Japanese Camera Manufacturers Suffer Losses
Gabriel Roşu / 6 years ago
Panasonic and other Japanese camera manufacturers struggle to keep up with today’s smartphones. Since most people nowadays prefer more portable and mobile devices, and most importantly, everything compacted, it appears that the smartphones and tablets are the best solution. Therefore, giants such as Panasonic and Fujifilm Holdings have been losing money and have suffered a fall of more than 40%, with only 59 million cameras sold.
On the other hand, sales of single-lens reflex (SLR) cameras are flourishing as users prefer connectivity above picture quality. Looking at a mid to long term, the imaging companies need to turn around and rethink their strategy or face the consequences in the future, and they aren’t looking pretty. Panasonic is said to have had a downfall of 0.7 form 3.8% to 3.1% during the course of this year.
“If you look mid-to-long term, digital camera makers are slipping and the market is becoming an oligopoly,” said Credit Suisse imaging analyst Yu Yoshida. “Only those who have a strong brand and are competitive on price will last – and only Canon, Nikon and Sony fulfil that criteria,” he added.
In the meantime, Panasonic, Fujifilm and Olympus are trying to fend off the smartphone threat by cutting compacts, targeting niche markets such as deep-sea diving, and launching the higher-margin mirrorless models. The mirrorless format promised mid-tier makers an area of growth as the dominance of Canon and Nikon all but shut them out of SLRs, where Sony is a distant third. Neither Panasonic nor Fujifilm makes SLRs, and Olympus stopped developing them this year.
“SLRs are heavy and noisy, whereas mirrorless are small and quiet. While some people say SLRs still have better image quality, mirrorless (cameras) have improved to the point where they’re equivalent, if not superior,” said Hiroshi Tanaka, director of Fujifilm’s optical division.
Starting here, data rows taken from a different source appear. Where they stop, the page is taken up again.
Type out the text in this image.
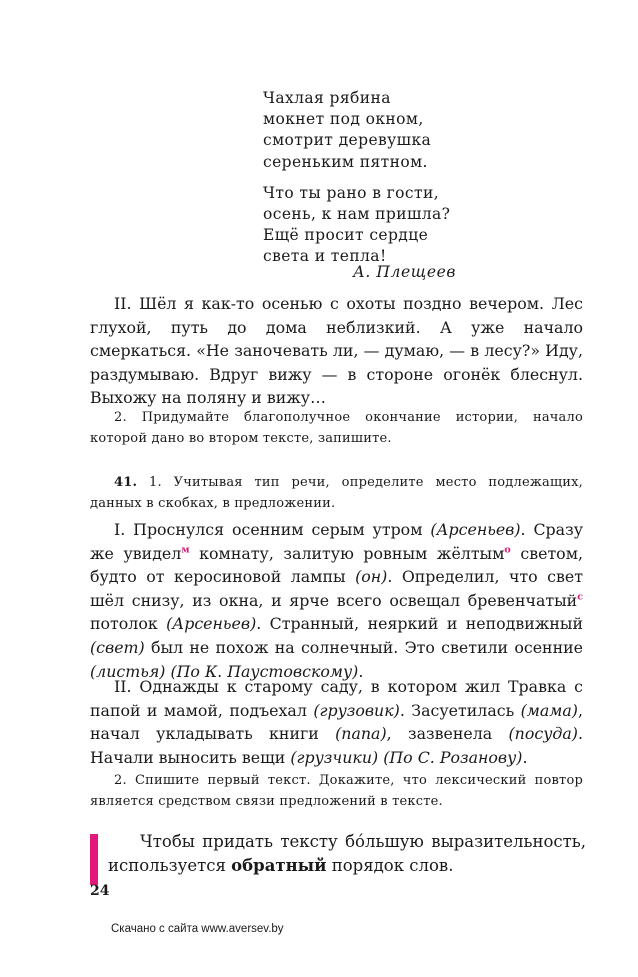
Чахлая рябина
мокнет под окном,
смотрит деревушка
сереньким пятном.
Что ты рано в гости,
осень, к нам пришла?
Ещё просит сердце
света и тепла!
А. Плещеев
II. Шёл я как-то осенью с охоты поздно вечером. Лес глухой, путь до дома неблизкий. А уже начало смеркаться. «Не заночевать ли, — думаю, — в лесу?» Иду, раздумываю. Вдруг вижу — в стороне огонёк блеснул. Выхожу на поляну и вижу…
2. Придумайте благополучное окончание истории, начало которой дано во втором тексте, запишите.
41. 1. Учитывая тип речи, определите место подлежащих, данных в скобках, в предложении.
I. Проснулся осенним серым утром (Арсеньев). Сразу же увидел$^м$ комнату, залитую ровным жёлтым$^о$ светом, будто от керосиновой лампы (он). Определил, что свет шёл снизу, из окна, и ярче всего освещал бревенчатый$^с$ потолок (Арсеньев). Странный, неяркий и неподвижный (свет) был не похож на солнечный. Это светили осенние (листья) (По К. Паустовскому).
II. Однажды к старому саду, в котором жил Травка с папой и мамой, подъехал (грузовик). Засуетилась (мама), начал укладывать книги (папа), зазвенела (посуда). Начали выносить вещи (грузчики) (По С. Розанову).
2. Спишите первый текст. Докажите, что лексический повтор является средством связи предложений в тексте.
Чтобы придать тексту бо́льшую выразительность, используется обратный порядок слов.
24
Скачано с сайта www.aversev.by
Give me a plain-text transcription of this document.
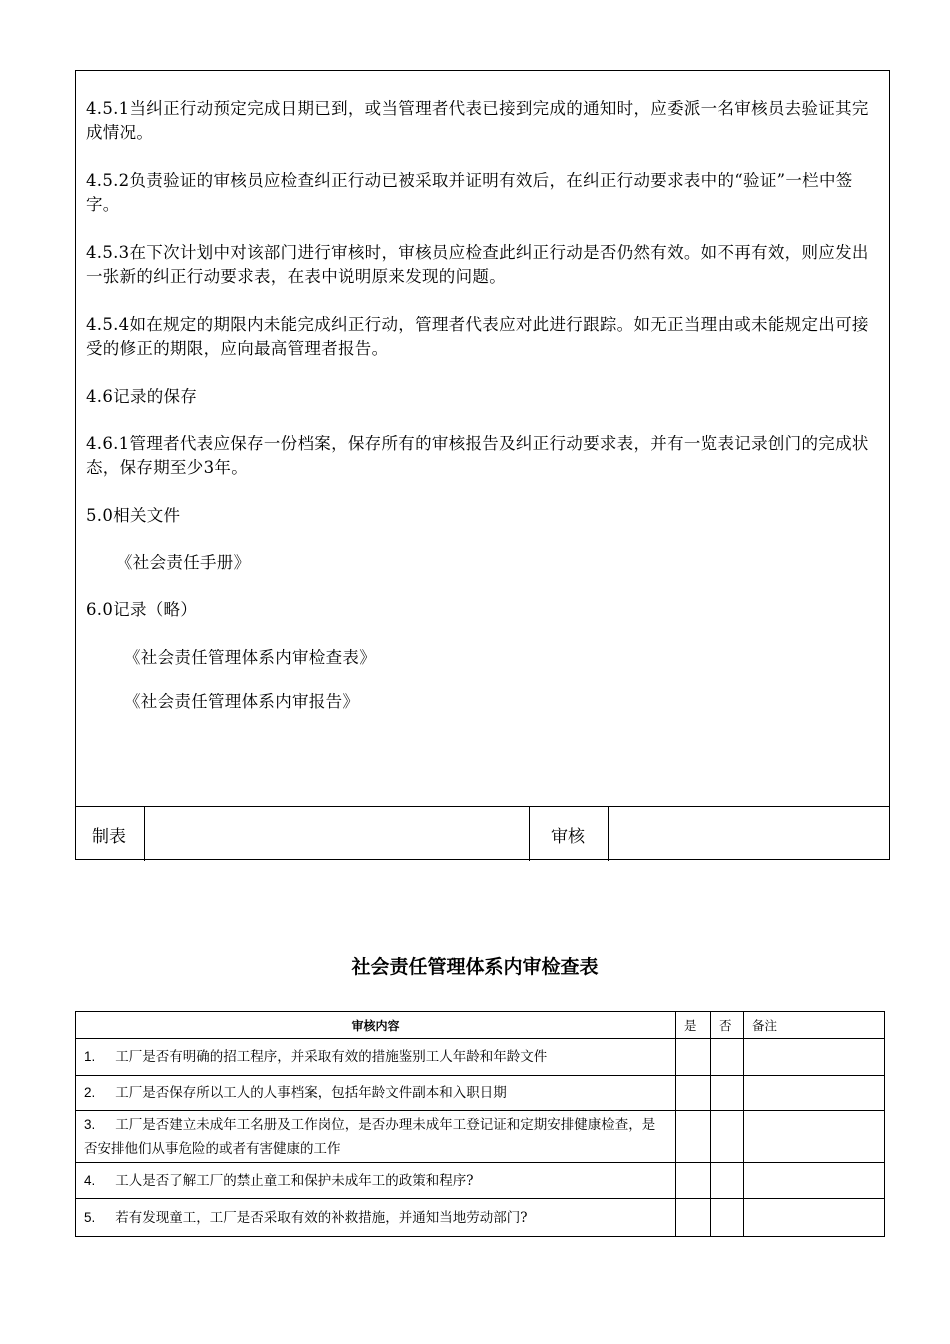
4.5.1当纠正行动预定完成日期已到，或当管理者代表已接到完成的通知时，应委派一名审核员去验证其完成情况。
4.5.2负责验证的审核员应检查纠正行动已被采取并证明有效后，在纠正行动要求表中的“验证”一栏中签字。
4.5.3在下次计划中对该部门进行审核时，审核员应检查此纠正行动是否仍然有效。如不再有效，则应发出一张新的纠正行动要求表，在表中说明原来发现的问题。
4.5.4如在规定的期限内未能完成纠正行动，管理者代表应对此进行跟踪。如无正当理由或未能规定出可接受的修正的期限，应向最高管理者报告。
4.6记录的保存
4.6.1管理者代表应保存一份档案，保存所有的审核报告及纠正行动要求表，并有一览表记录创门的完成状态，保存期至少3年。
5.0相关文件
《社会责任手册》
6.0记录（略）
《社会责任管理体系内审检查表》
《社会责任管理体系内审报告》
制表	审核
社会责任管理体系内审检查表
审核内容	是	否	备注
1. 工厂是否有明确的招工程序，并采取有效的措施鉴别工人年龄和年龄文件			
2. 工厂是否保存所以工人的人事档案，包括年龄文件副本和入职日期			
3. 工厂是否建立未成年工名册及工作岗位，是否办理未成年工登记证和定期安排健康检查，是否安排他们从事危险的或者有害健康的工作			
4. 工人是否了解工厂的禁止童工和保护未成年工的政策和程序?			
5. 若有发现童工，工厂是否采取有效的补救措施，并通知当地劳动部门?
However, Sony still keeps up to date with its two QX lenses released this quarter. These come with their own sensors and processors, and clip onto smartphones through which the user operates them wirelessly. They are pocket-sized and produce photographs of a quality rivaling that of a compact camera. But Sony appears to have connected with consumers as demand soon outstripped production. Some are even using the lenses in a way Sony didn’t intend, like place them at a distance while they press the shutter on their smartphone to take self-portraits, or selfies.
“We had no idea how much the QX would sell initially when we put it out. We didn’t set any targets,” said Shigeki Ishizuka, president of Sony’s digital imaging business. “There are so many consumers that were hungry for Sony to do this,” said Chris Chute, IDC’s digital imaging research director. “They’ve (waited for Sony) to come out with something really innovative, almost like the Walkman (portable music player).”